A solar cooker is “a device which uses the energy of sunlight to heat food or drink to cook it or sterilize it.” Solar Cookers International (SCK) was founded in 1987 in the Central Valley of California. SCK started by pooling its knowledge to produce “solar cooking manuals to help others build and use simple solar box cookers similar to those developed in the mi-1970s by Barbara Kerr and Sherry Cole.”
Solar cooking can improve health by preventing dirty cooking, which produces air pollution causing major health problems like COPD (chronic obstructive pulmonary disease), asthma, lung cancer, pneumonia, and respiratory tract infections.
In Tanzania, a group of women who used solar cooking for 10 months saw their health problems from smoke decrease from 77% down to 13%. Equally important, it can also reduce cooking expenses. “The sun is free”, so as soon as a person, family or enterprise has access to solar technology, they are saving what they are supposed to invest in cooking with fossil fuel.
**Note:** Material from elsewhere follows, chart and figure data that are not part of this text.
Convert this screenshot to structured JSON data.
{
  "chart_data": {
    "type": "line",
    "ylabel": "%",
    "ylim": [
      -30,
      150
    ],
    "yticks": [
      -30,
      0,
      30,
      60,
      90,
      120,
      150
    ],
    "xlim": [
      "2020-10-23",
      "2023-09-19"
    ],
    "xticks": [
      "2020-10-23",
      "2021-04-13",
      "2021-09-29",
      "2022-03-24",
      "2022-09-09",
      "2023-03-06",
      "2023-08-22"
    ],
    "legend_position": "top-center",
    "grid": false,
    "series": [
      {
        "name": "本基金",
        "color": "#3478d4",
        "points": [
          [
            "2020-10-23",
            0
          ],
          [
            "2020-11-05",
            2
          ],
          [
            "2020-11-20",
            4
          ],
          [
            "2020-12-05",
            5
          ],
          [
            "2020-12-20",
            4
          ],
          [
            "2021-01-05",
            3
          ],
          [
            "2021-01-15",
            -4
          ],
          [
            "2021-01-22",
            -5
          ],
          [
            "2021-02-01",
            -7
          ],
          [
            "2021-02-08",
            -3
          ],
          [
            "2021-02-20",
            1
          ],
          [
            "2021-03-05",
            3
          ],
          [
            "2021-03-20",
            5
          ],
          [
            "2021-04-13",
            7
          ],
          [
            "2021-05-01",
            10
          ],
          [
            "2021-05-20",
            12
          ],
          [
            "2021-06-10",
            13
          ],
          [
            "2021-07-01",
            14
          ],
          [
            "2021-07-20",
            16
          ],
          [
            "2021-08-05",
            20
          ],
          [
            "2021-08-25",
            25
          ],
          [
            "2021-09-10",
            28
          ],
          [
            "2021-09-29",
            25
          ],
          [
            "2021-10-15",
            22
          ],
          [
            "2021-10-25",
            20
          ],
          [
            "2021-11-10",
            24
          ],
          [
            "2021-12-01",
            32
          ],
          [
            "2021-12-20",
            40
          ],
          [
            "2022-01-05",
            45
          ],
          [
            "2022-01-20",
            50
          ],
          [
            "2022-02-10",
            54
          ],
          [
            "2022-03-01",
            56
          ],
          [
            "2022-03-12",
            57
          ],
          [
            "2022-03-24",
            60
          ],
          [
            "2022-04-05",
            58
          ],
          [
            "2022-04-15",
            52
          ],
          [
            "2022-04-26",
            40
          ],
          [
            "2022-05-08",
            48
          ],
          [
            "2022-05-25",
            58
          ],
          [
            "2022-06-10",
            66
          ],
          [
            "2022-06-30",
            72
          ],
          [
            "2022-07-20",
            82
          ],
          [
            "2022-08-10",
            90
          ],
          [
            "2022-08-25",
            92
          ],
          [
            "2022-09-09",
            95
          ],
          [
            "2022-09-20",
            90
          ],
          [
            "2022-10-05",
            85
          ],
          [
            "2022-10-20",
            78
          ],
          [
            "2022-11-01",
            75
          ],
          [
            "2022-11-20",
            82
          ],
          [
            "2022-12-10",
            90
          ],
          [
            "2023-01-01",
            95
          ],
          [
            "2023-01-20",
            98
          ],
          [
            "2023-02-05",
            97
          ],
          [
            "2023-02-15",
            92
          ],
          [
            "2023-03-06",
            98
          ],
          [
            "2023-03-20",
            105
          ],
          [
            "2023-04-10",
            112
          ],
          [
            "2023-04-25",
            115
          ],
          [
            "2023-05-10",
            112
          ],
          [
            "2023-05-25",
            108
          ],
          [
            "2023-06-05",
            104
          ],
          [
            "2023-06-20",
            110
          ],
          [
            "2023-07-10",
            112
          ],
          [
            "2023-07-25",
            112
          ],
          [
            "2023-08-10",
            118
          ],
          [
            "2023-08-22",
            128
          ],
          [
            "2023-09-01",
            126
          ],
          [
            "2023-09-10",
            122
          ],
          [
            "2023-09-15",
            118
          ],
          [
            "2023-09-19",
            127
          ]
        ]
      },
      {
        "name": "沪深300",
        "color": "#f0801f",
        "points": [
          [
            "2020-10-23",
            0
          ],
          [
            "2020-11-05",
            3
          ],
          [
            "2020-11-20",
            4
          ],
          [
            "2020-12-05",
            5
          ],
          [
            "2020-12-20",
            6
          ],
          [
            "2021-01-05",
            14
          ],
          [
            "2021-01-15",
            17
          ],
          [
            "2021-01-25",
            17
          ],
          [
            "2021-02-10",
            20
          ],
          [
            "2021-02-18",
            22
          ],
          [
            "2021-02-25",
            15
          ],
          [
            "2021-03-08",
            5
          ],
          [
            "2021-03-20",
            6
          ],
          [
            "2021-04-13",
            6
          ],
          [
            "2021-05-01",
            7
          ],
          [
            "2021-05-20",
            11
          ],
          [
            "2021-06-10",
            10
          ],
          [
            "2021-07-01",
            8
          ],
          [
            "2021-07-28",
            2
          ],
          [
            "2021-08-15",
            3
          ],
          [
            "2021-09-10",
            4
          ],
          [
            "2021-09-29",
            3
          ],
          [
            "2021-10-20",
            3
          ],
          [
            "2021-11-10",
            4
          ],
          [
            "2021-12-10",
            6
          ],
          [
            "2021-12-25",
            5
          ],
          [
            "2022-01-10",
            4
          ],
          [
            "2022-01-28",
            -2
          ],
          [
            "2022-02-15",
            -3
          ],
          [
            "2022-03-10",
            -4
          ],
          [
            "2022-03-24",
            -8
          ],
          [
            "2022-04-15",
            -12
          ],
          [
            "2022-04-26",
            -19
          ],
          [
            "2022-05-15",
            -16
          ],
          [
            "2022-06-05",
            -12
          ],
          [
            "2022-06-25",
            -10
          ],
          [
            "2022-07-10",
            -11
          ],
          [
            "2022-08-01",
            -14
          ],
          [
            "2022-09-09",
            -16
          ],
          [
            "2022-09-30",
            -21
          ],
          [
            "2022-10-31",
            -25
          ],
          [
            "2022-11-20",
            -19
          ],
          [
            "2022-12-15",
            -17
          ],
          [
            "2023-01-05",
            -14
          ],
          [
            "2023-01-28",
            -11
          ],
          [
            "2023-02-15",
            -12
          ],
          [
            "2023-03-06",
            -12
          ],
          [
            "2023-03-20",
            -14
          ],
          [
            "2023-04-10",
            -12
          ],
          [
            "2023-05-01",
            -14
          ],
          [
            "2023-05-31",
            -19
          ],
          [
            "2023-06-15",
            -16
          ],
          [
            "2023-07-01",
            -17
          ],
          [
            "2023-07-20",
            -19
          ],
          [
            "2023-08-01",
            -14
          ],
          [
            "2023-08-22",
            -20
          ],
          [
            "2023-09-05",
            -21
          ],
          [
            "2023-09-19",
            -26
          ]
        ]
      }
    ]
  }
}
In addition, SCK has training sessions that promotes and provides training in use and construction of solar cookers, which can reduce cooking expenses even more. It can also prevent deforestation by reducing demand for charcoal made from wood.
SCK uses the acronym “CARES” to describe the solar cooking process.“C” is the collection of the energy through reflectors on a solar a cooker. “A” stands for absorbing solar energy through black cookware. “R” means retaining the heat to use it for cooking, rather than losing it tothe ambient air. “E” means efficient and easy, while “S” indicates safety. There are three types of solar cooking that use this process: (1) reflective panel cooker (2) solar box ovens and (3) parabolic reflector.
SCK expressed that the principal reason for attending COP23 is to make more people aware about the environmental and health benefits of solar cooking. Only a quarter of the Parties include cooking in their climate change plans and only two mentioned solar cooking as a mechanism to achieve the target of their NDCs. The challenge is to help Parties realize that solar cooking and clean cooking are mechanisms for mitigating greenhouse gas emissions.
So, can solar cooking improve the Paris Agreement implementation? The answer is yes. Encouraging the use of solar cooking in homes, business establishments, and schools would: (1) reduce environmental harms like deforestation, (2) improve health reducing smoking effects, and (3) reduce fossil fuel investments.